FMI : Les conséquences de la guerre dépendront de sa durée.

L’impact de la guerre au Moyen-Orient sur l’économie mondiale dépendra de sa durée et des dommages causés aux infrastructures et aux industries de la région, a déclaré mardi le premier directeur général adjoint du FMI, Dan Katz. Des milliers de vols ont, en effet, été annulés entre samedi matin et mardi au Moyen-Orient, certains espaces aériens ayant été fermés, tout comme des aéroports de la région.


Si les réflexions et les pronostics concernant les conséquences de la guerre au Moyen-Orient ont rapidement émergé au moment de son déclenchement, les experts demeurent prudents et estiment qu’il est prématuré de se prononcer de manière définitive.

L’impact de ce conflit sur l’économie mondiale dépendra de sa durée et des dommages infligés aux infrastructures et aux industries de la région, notamment si les hausses des prix de l’énergie se révèlent éphémères ou durables, a indiqué mardi Dan Katz, premier directeur général adjoint du FMI.

Lors d’une conférence intitulée « Future of Finance » à Washington, Katz a souligné que le conflit « a certainement le potentiel d’avoir un impact considérable sur l’économie mondiale à travers une série d’indicateurs, qu’il s’agisse de l’inflation, de la croissance, etc.
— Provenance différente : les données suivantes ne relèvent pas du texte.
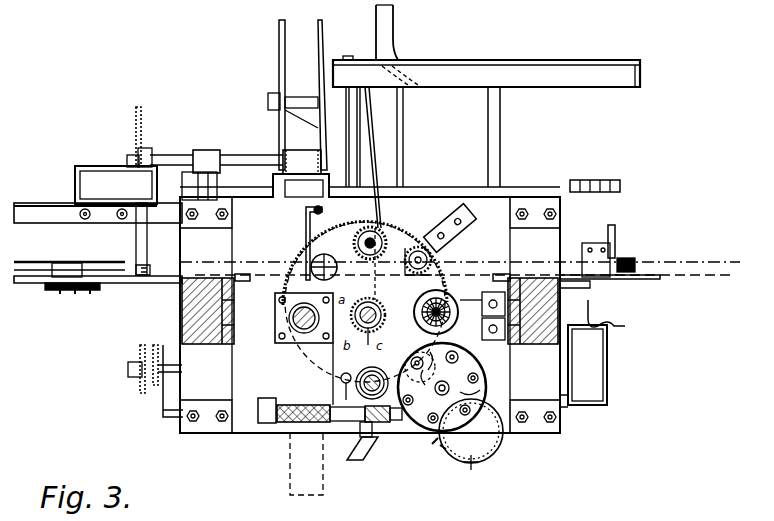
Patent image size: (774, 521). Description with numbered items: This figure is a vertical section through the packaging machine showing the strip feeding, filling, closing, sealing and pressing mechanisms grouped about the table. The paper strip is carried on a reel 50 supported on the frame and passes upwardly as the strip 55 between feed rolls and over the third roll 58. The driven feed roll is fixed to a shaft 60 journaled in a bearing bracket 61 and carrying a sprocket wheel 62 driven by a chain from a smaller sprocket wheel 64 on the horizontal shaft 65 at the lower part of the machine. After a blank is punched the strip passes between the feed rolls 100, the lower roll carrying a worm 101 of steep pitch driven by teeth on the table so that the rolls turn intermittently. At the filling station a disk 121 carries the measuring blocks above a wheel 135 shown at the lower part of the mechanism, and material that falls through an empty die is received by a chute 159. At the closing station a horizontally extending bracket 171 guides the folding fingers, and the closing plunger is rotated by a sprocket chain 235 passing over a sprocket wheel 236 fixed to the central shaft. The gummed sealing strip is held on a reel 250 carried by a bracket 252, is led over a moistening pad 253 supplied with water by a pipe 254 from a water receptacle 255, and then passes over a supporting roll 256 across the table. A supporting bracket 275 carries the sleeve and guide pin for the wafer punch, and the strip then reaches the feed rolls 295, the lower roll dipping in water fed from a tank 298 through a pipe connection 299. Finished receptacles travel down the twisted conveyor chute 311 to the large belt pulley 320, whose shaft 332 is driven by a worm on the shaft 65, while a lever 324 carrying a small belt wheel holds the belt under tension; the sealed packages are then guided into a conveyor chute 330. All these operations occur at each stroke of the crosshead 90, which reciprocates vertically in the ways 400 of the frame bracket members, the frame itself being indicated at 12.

The frame 12 is at (250, 433).
The reel 50 is at (278, 48).
The strip 55 is at (290, 211).
The third roll 58 is at (302, 162).
The shaft 60 is at (235, 160).
The bearing bracket 61 is at (202, 181).
The sprocket wheel 62 is at (141, 133).
The sprocket wheel 64 is at (142, 393).
The horizontal shaft 65 is at (128, 373).
The crosshead 90 is at (224, 318).
The feed rolls 100 is at (287, 426).
The worm 101 is at (380, 426).
The disk 121 is at (488, 380).
The wheel 135 is at (471, 466).
The chute 159 is at (365, 462).
The horizontally extending bracket 171 is at (484, 351).
The sprocket chain 235 is at (416, 302).
The sprocket wheel 236 is at (322, 345).
The reel 250 is at (72, 262).
The bracket 252 is at (132, 281).
The moistening pad 253 is at (146, 264).
The pipe 254 is at (142, 237).
The water receptacle 255 is at (116, 185).
The supporting roll 256 is at (290, 268).
The supporting bracket 275 is at (440, 240).
The feed rolls 295 is at (637, 267).
The tank 298 is at (603, 380).
The pipe connection 299 is at (623, 318).
The conveyor chute 311 is at (381, 205).
The belt pulley 320 is at (482, 61).
The lever 324 is at (560, 187).
The conveyor chute 330 is at (395, 27).
The shaft 332 is at (506, 159).
The ways 400 is at (196, 322).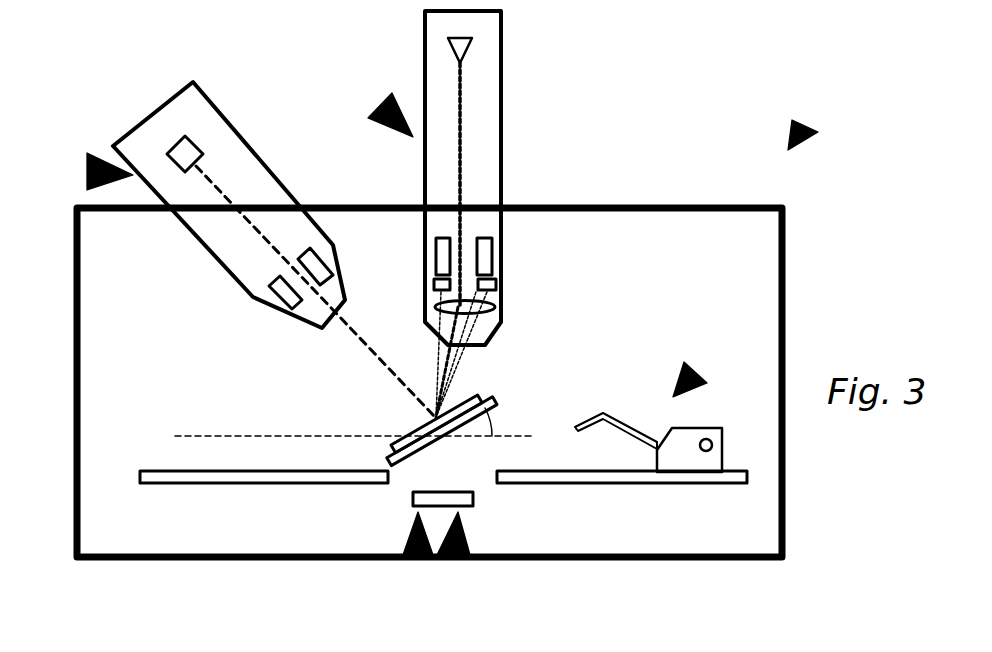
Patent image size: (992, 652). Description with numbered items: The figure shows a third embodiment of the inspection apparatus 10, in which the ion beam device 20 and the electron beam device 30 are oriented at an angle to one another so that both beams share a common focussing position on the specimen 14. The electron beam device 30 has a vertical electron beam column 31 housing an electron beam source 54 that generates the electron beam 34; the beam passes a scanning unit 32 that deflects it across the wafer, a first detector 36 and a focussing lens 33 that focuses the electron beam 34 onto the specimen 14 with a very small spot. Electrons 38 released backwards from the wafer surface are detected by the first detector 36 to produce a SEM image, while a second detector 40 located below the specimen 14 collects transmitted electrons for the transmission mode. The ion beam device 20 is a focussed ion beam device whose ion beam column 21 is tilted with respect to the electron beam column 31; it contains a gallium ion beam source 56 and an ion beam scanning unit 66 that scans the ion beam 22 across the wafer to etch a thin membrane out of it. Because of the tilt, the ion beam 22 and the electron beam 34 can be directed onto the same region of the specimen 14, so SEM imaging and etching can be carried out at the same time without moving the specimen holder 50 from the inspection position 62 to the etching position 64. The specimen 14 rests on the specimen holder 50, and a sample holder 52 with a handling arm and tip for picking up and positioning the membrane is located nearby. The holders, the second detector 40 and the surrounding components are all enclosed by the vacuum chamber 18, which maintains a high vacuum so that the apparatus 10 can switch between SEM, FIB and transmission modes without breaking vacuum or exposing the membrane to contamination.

The apparatus 10 is at (810, 123).
The specimen 14 is at (420, 432).
The vacuum chamber 18 is at (650, 207).
The ion beam device 20 is at (87, 170).
The ion beam column 21 is at (268, 164).
The ion beam 22 is at (270, 244).
The electron beam device 30 is at (392, 95).
The electron beam column 31 is at (503, 88).
The scanning unit 32 is at (492, 250).
The focussing lens 33 is at (497, 307).
The electron beam 34 is at (462, 136).
The first detector 36 is at (497, 284).
The electrons 38 is at (430, 365).
The second detector 40 is at (474, 500).
The specimen holder 50 is at (493, 410).
The sample holder 52 is at (690, 360).
The electron beam source 54 is at (472, 40).
The ion beam source 56 is at (189, 137).
The inspection position 62 is at (455, 561).
The etching position 64 is at (410, 561).
The ion beam scanning unit 66 is at (268, 287).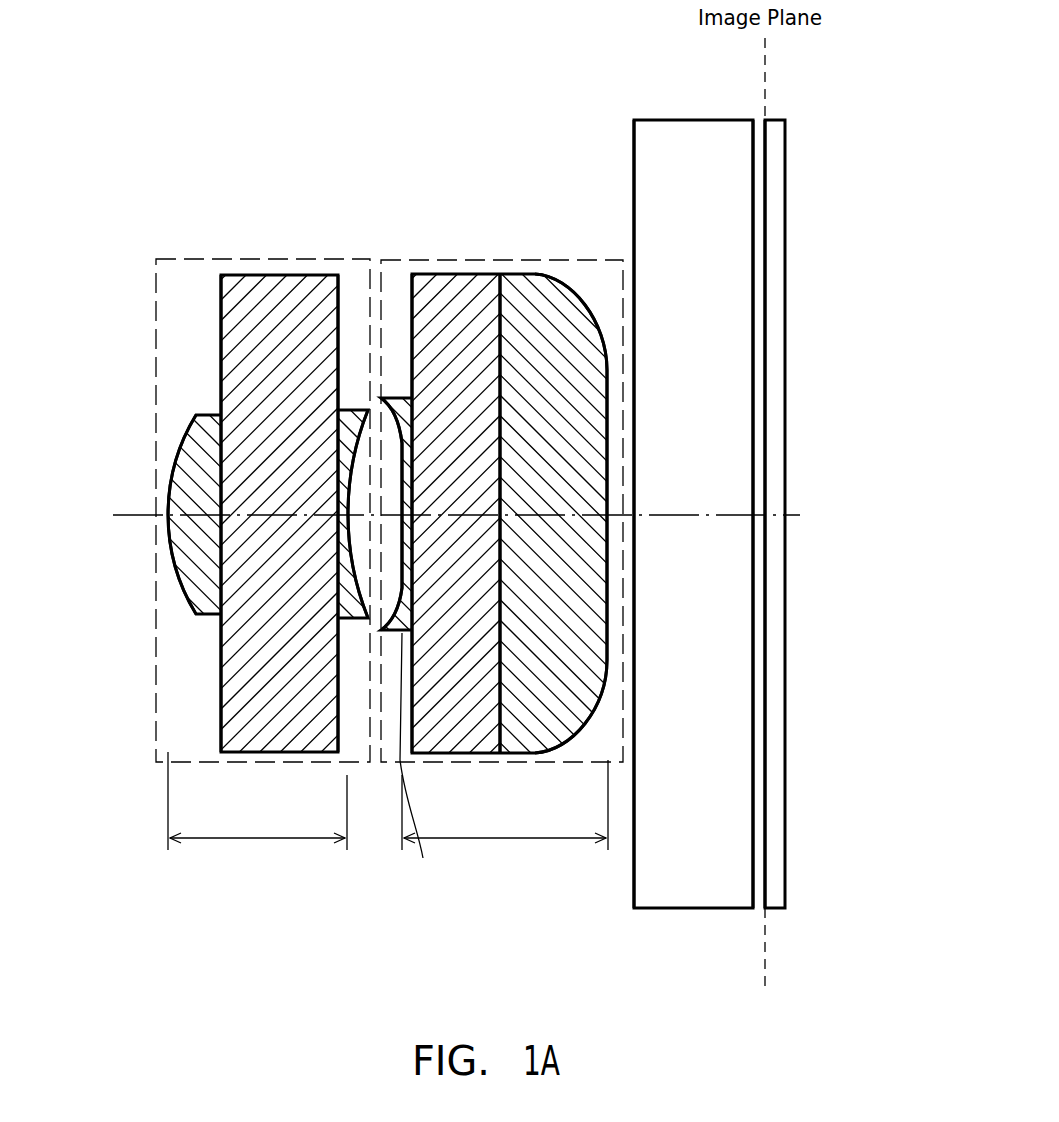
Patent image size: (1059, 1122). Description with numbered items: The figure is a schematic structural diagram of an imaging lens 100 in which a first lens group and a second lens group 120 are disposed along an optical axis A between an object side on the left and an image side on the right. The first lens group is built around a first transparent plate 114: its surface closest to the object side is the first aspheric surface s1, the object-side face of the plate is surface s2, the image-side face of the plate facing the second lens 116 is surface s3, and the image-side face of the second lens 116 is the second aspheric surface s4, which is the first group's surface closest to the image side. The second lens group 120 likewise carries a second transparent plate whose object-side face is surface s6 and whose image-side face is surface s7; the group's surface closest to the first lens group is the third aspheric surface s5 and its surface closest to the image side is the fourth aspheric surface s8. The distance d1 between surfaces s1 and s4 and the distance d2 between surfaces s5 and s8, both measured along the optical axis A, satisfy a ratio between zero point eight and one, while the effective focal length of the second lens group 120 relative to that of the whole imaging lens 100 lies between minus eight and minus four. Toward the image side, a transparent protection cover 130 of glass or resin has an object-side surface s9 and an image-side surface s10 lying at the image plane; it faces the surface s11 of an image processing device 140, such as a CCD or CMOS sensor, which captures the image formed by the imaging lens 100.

Mais il est encore trop tôt pour avoir une conviction ferme sur l’impact probable de ce conflit ».

Katz a également précisé que les conséquences économiques découleront des évolutions géopolitiques et de la durée du conflit. Cependant, les répercussions de la guerre se font déjà ressentir à plusieurs niveaux.

Le baril de Brent, référence mondiale, a ainsi franchi lundi la barre des 80 dollars, atteignant son niveau le plus élevé depuis juillet 2024. Des analystes prévoient qu’il pourrait éventuellement dépasser les 100 dollars.

La guerre a également engendré une vague d’incertitude sur les marchés financiers, qui ont enregistré une forte baisse depuis lundi, sous l’effet de la flambée des prix du gaz et du pétrole.

Par ailleurs, le blocage du détroit d’Ormuz perturbe la circulation de nombreux navires dans la zone. Les plus grands armateurs mondiaux, y compris le groupe italo-suisse MSC, le danois Maersk, le français CMA CGM, l’allemand Hapag Lloyd et le chinois Cosco, ont ordonné à leurs navires de se mettre à l’abri, alors que le trafic maritime est paralysé.

Le déclenchement de la guerre a également provoqué des perturbations dans le trafic aérien et, par conséquent, dans le secteur du tourisme : des milliers de vols ont été annulés entre samedi matin et mardi au Moyen-Orient, certains espaces aériens ayant été fermés, de même que certains aéroports de la région.